On vintage portaits and wedding photography

With my dad and my sister both professional photographers, I have a deep appreciation for the way pictures can bring a story to life.

W- and I are getting married on August 21. We’ve been thinking about whether we want to do the full-blown wedding photography package or go with something simpler.

I don’t particularly feel the urge to have every little detail of our small ceremony memorialized. Pictures would be a nice way to share the spirit of the celebrations with friends who couldn’t make it, but then again, we’ll probably have plenty of snapshots from both our camera-happy families. Given a choice between budgeting for fancy photographs (which can go well into thousands of dollars) or, say, helping my family come and experience Toronto, I’d pick snapshots + experiences.

I do want to have some formal pictures, though. I’ve always liked the look—no, more than that, the story—of vintage photographs in family albums. Pictures of parents and grandparents when they were young and just starting out.

Here’s what I’m talking about:

Photo uploaded in 2007 by dlisbonaCreative Commons Attribution Licence 2.0

Photo uploaded in 2008 by Spiterman – Creative Commons Attribution-No Derivative Works 2.0 Generic Licence

And just imagine, now, people can actually smile instead of holding a stiff expression for minutes!

I’m happy to skip all the other typical wedding pictures – the rings casting heart-shaped shadows on a book, the bridal party getting their hair done, the bouquet, and so on. I just want a few good portraits of us and of our combined families. Given that people managed to take these great photos back when they didn’t have speedlights or Photoshop, it should be so much easier now.

But I’m having a hard time looking for a photographer who’s okay with large groups and simple set-ups, who knows a lot about working with light, and who’ll do just a few set-ups instead of a full wedding package.

It would be nice to have a picture with everyone. If we have to, we’ll fiddle with the self-timer or remote. There’s gotta be some way to do this.

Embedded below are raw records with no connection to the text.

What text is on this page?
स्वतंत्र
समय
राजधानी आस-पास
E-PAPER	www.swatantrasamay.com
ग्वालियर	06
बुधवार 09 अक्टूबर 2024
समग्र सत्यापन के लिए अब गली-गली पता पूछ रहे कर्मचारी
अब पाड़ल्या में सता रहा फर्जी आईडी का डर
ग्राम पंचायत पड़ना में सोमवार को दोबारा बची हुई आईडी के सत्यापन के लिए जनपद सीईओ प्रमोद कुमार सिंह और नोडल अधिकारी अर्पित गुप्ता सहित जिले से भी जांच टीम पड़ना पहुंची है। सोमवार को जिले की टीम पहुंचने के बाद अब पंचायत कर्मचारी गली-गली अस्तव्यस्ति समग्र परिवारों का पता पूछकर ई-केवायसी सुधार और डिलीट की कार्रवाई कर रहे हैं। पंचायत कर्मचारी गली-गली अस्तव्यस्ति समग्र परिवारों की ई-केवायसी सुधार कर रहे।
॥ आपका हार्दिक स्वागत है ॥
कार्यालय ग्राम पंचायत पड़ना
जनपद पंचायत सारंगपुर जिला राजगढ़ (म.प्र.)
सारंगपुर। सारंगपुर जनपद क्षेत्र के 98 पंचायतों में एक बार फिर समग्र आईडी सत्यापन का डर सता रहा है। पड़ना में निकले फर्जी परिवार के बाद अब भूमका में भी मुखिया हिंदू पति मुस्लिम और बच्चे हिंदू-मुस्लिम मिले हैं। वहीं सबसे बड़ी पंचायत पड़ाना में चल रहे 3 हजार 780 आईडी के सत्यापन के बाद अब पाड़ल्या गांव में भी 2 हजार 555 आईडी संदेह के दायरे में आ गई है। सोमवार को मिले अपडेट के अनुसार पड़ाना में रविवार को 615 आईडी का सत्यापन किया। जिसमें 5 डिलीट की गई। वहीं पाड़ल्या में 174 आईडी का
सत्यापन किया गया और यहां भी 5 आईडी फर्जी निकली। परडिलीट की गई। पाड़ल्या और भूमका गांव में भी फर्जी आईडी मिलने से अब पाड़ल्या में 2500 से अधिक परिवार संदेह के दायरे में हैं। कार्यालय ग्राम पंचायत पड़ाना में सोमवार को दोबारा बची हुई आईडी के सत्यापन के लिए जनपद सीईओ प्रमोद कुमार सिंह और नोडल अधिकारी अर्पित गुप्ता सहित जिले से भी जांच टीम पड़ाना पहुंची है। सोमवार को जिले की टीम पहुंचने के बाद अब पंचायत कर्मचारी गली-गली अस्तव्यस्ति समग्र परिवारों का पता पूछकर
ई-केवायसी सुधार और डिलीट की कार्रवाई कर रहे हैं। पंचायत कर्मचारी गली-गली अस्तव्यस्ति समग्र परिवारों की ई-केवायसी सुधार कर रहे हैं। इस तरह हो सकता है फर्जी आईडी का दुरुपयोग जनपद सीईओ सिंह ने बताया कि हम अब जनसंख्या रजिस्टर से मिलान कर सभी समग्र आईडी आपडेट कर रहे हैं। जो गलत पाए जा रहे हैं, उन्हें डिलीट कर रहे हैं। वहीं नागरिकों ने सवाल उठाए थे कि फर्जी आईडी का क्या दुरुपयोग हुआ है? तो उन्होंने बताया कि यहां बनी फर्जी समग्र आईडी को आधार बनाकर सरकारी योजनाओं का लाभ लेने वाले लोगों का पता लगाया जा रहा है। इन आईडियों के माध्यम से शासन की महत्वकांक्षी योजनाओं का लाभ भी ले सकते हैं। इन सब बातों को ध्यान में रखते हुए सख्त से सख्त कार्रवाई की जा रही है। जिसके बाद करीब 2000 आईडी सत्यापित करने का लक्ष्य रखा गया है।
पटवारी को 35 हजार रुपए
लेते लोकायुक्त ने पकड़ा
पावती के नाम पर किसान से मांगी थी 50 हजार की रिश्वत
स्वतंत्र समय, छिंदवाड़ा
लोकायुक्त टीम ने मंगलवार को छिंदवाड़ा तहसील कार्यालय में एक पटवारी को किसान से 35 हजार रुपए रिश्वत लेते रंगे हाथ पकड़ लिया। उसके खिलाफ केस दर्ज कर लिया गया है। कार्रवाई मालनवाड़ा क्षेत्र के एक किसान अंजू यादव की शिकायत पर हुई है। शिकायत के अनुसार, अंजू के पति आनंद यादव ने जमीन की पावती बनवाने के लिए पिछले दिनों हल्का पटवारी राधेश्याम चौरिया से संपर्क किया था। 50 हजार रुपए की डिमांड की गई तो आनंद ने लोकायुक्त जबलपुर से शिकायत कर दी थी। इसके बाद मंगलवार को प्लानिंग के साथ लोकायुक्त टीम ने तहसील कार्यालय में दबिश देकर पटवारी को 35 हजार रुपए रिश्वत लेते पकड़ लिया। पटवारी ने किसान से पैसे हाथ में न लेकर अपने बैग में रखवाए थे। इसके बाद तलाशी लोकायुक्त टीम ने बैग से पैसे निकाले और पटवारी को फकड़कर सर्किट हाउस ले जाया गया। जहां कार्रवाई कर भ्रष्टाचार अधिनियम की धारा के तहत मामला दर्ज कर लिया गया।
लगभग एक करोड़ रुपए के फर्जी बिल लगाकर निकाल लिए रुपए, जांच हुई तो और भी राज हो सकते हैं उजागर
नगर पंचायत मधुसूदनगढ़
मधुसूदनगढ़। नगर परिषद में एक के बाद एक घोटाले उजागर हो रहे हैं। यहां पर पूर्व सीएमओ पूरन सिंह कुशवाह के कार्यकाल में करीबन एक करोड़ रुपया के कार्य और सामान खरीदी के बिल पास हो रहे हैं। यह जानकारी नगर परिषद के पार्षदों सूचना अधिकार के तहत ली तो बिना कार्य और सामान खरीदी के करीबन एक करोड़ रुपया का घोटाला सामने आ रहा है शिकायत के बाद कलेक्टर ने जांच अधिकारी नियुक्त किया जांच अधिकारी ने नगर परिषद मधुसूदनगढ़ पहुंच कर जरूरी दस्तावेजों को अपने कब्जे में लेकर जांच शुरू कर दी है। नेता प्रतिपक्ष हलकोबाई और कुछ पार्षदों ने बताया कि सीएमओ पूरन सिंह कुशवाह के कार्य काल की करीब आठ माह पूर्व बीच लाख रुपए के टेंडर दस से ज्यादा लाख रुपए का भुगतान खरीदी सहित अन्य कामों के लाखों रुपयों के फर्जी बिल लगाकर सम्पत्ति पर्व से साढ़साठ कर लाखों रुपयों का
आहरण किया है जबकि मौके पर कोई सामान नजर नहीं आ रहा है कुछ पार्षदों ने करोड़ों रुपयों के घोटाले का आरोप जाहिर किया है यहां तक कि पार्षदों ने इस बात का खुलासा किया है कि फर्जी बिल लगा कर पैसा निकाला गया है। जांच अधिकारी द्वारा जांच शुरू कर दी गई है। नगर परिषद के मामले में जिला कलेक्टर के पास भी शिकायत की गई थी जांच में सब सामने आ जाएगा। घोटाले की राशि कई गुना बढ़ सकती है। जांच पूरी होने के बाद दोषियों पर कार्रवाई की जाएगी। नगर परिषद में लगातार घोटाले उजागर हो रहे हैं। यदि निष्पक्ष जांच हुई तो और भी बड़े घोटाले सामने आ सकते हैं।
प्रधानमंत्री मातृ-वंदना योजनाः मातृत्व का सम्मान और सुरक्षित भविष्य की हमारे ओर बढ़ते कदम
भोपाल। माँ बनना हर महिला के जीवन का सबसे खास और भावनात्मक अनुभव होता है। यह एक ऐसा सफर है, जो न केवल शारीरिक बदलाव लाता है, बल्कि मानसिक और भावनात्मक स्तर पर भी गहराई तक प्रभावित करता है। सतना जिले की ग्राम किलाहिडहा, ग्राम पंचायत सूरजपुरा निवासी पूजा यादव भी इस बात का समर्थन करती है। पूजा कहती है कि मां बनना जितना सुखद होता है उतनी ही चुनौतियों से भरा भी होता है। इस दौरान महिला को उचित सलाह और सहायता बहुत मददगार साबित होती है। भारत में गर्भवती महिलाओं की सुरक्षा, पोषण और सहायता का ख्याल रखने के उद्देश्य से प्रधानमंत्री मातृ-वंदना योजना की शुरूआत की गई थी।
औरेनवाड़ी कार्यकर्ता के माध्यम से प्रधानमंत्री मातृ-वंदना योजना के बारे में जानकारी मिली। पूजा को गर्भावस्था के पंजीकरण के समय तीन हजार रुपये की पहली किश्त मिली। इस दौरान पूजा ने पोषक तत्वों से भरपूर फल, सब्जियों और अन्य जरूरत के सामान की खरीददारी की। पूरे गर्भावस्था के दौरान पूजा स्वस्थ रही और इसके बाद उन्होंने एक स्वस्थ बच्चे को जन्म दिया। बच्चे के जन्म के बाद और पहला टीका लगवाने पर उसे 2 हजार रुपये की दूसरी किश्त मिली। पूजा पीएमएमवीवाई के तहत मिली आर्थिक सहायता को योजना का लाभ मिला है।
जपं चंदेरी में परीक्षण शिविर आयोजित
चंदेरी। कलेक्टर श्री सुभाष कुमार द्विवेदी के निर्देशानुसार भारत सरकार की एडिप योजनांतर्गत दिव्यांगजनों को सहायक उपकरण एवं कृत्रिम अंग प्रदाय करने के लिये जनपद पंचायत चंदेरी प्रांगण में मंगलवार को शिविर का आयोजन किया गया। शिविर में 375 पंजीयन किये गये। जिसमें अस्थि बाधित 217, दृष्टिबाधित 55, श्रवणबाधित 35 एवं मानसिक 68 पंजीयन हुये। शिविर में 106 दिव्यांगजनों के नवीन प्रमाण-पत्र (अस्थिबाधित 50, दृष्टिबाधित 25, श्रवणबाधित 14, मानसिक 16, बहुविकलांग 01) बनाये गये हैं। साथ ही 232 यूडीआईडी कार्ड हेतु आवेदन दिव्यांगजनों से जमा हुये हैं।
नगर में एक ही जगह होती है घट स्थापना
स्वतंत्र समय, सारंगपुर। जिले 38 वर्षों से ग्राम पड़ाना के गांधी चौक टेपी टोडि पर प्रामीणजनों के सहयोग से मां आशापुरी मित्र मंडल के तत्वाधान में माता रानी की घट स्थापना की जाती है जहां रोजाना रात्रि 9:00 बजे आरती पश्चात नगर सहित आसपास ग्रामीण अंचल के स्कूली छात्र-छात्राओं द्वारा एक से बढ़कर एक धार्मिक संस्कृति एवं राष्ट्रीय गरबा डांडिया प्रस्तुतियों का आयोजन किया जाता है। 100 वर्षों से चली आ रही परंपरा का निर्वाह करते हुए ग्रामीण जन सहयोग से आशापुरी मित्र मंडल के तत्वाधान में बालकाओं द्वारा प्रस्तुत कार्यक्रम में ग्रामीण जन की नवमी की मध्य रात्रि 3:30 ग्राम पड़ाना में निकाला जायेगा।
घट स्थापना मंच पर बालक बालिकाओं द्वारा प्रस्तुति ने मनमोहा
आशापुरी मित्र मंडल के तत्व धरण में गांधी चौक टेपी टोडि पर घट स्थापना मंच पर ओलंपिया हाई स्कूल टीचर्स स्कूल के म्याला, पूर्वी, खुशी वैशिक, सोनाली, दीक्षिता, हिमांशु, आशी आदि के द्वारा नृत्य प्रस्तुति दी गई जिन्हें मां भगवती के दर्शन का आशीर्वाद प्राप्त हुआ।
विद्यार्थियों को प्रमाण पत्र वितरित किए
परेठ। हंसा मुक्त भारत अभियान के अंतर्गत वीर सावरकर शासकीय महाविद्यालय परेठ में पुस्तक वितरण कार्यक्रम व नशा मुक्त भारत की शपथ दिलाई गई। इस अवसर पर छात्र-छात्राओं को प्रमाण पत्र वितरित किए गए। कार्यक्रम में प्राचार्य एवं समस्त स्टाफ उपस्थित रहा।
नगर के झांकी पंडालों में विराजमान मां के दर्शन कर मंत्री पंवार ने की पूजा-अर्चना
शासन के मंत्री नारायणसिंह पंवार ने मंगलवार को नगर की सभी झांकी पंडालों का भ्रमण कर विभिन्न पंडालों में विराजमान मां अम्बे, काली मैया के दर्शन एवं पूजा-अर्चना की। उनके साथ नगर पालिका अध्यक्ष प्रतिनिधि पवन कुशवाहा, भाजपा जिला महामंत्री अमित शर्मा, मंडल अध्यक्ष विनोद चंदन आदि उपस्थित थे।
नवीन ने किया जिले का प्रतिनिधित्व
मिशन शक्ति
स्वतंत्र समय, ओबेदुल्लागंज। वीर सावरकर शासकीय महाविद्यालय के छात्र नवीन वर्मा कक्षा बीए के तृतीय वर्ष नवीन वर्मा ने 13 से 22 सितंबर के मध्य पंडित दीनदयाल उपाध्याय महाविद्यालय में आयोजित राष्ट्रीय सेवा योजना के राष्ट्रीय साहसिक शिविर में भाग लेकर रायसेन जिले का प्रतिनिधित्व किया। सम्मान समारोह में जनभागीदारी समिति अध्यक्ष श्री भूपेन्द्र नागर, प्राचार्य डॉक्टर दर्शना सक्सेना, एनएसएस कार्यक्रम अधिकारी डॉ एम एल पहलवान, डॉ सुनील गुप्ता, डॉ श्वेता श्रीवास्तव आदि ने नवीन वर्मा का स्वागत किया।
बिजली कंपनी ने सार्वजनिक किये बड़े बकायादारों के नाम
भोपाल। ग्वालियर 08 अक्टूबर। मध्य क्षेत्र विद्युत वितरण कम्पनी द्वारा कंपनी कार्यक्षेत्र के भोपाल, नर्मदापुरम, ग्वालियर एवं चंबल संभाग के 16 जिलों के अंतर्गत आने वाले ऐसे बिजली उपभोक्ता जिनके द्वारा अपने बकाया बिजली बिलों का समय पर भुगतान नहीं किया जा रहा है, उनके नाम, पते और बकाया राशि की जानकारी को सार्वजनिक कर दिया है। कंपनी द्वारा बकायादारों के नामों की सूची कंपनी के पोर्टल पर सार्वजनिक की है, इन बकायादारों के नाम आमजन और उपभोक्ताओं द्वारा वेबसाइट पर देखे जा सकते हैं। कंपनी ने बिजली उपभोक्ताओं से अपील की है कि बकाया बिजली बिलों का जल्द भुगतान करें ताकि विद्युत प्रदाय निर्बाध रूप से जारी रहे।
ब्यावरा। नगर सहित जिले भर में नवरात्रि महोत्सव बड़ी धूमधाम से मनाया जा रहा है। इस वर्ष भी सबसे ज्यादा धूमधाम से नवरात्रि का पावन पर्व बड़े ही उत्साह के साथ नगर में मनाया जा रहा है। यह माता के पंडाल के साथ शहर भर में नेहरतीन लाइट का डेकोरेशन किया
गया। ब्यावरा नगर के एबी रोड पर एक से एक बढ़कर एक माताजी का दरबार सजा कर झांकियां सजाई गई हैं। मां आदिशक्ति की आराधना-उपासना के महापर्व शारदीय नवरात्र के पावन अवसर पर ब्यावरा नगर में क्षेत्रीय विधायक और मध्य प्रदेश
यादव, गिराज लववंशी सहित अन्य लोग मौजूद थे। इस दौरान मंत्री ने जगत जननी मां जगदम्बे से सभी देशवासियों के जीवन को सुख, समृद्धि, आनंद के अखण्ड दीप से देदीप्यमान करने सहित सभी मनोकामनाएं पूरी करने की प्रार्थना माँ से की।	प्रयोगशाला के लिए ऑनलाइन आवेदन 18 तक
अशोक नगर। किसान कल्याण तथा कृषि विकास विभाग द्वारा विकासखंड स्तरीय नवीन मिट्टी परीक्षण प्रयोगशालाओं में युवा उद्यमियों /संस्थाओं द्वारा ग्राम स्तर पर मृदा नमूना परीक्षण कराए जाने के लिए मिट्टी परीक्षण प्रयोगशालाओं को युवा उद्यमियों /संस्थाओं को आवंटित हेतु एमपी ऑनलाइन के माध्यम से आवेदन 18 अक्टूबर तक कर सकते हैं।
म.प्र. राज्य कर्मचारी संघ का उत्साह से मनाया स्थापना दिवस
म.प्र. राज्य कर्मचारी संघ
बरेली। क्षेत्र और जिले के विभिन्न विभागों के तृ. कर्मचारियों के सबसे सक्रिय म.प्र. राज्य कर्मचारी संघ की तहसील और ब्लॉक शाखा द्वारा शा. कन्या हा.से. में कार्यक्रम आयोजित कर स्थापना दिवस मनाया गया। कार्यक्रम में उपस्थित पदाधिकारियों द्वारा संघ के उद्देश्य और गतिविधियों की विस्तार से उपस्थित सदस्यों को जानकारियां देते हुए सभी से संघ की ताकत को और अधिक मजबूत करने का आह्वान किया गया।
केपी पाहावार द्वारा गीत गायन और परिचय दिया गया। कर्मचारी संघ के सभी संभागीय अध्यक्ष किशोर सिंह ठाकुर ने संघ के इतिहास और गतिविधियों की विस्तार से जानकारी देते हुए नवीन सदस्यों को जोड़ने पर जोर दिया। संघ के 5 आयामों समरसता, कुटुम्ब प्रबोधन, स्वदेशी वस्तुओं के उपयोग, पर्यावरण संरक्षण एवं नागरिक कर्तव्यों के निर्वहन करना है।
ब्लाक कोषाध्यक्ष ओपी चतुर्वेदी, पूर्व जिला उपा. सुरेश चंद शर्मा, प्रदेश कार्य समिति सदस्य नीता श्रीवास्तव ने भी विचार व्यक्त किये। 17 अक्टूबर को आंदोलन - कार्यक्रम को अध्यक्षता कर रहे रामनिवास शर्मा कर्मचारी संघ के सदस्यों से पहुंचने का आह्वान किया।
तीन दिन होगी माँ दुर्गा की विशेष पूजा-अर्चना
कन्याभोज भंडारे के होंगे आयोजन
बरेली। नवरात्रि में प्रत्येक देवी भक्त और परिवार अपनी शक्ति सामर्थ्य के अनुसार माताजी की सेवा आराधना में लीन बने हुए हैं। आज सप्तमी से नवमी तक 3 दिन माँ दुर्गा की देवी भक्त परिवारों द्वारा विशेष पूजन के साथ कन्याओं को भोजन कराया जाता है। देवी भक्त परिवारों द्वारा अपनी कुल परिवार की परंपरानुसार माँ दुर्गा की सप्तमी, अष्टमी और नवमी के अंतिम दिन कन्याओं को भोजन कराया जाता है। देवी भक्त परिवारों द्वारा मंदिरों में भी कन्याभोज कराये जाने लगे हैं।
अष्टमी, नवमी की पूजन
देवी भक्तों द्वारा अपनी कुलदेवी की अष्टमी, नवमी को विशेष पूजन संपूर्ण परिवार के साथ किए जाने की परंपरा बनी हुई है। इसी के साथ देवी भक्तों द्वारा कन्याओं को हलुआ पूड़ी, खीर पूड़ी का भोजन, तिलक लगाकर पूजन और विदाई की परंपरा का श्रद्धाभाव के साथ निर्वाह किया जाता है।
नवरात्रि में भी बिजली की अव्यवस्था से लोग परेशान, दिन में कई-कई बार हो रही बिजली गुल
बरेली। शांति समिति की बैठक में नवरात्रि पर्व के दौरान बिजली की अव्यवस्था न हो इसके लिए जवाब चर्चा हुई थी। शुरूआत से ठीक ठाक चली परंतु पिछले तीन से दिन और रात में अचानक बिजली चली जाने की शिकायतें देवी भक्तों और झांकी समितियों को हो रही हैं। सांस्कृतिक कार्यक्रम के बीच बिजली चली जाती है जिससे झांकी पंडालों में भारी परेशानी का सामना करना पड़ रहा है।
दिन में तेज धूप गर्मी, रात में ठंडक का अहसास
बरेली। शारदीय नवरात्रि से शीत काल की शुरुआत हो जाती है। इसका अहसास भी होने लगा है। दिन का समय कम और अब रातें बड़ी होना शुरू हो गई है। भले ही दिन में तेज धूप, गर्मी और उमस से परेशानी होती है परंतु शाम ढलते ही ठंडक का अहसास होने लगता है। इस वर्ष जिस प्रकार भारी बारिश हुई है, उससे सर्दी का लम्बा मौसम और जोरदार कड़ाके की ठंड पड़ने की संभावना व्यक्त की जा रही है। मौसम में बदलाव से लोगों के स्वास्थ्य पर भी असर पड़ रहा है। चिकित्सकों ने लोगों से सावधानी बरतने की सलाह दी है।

We’d be happy to pay someone a reasonable amount to get great pictures with less stress. So, know anyone who can make ~25 people in Toronto look timelessly good?

  • The nearest person I know of who might be able to help you would be “Papa Bert” Dimson who lives in the Bay Area, California. Within Canada, I don’t know of any at the moment.

    If you plan to do it on your own, one other way is have the whole thing controlled via computer. What my friend, Jo Avila, did once is to connect his camera via (a very long) USB cable to computer and have his computer “pull the trigger” at regular intervals. I’m thinking with a little hacking, you can set up your computer to connect to your camera and voice activate the whole process. :D

  • Besides Bert Dimson, other people I know of who can do this sort of schtick would be Albert Yan, Kyo Suayan, Horace Posadas and Franz Dimson. All filipinos but all in Bay area California.

  • Paul

    Check with the local arts college. One of the reasons people pay for a wedding photographer, is their experience in knowing what shots are timeless and they don’t get flustered and forget. An advanced photography student would have the technical skills, but you may want to meet with them in advance and develop a list of what shots you want.

    I’m surprised you can’t find a professional willing to do just a small subset. When I got married we could go for the full gamut or just different packages. We decided on the formal family shots and then a package of informal shots from the reception.

  • I can probably negotiate that, but it requires picking up the phone. <laugh> Which I suppose I’m going to have to do sometime…

    A student or starting photographer might be fine. We’re okay with giving a lot of art direction and doing the photo-retouching. =) I’ll even put together comps.